Some of the applications for the new surface include technology in the HVAC industry where the outdoor components of heat exchangers like heat pumps and fan systems utilize a pattern of micro-fins on their surfaces. Applying the right patterns of grooves on the fins could keep frost from building up inside of the HVAC systems.
The new material could also be used in the aerospace industry on airplane wings and eventually for car windshields.
The material could help offset traditional methods of fighting ice with negative environmental implications.
For example, to defrost airplane wings for a single flight it often requires thousands of gallons of antifreeze chemicals that often run off into groundwater or are dispersed into the air as tiny droplets.

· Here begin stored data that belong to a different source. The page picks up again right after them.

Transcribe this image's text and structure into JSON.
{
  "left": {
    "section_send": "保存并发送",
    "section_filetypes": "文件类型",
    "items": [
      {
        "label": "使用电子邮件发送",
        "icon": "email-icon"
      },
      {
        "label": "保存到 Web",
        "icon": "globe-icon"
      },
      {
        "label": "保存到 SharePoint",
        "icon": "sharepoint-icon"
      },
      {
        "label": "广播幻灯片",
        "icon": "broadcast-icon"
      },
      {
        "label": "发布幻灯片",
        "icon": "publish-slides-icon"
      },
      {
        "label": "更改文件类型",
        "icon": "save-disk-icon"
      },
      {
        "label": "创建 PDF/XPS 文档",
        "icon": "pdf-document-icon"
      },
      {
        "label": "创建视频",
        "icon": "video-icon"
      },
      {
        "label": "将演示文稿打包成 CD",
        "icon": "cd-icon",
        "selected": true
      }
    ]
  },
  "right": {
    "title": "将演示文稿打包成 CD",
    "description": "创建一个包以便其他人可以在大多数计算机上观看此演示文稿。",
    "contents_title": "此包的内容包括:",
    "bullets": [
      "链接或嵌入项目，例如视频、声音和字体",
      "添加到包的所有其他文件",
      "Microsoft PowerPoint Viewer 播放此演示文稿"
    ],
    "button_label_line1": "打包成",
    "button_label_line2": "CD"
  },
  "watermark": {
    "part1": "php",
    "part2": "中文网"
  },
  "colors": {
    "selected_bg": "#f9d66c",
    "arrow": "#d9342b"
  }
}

“The good thing about ice is that it’s environmentally friendly,” Ahmadi said. “It’s not like other chemicals or even salt, which not only stick around but also get diluted or watered down over time.”
Traditional methods to thwart frost generally use antifreeze chemicals or energy inputs like heat. Other methods include having government entities salt the roads.
Recent advancements include special coatings that, while effective against frost formation, are not very durable and tend to wear off easily.
“For this project, we’re not using any kind of special coating, chemicals, or energy to overcome frost,” Ahmadi said. “Instead we’re using the unique chemistry of ice itself to prevent frost from forming.”
The study was published in ACS Applied Materials & Interfaces.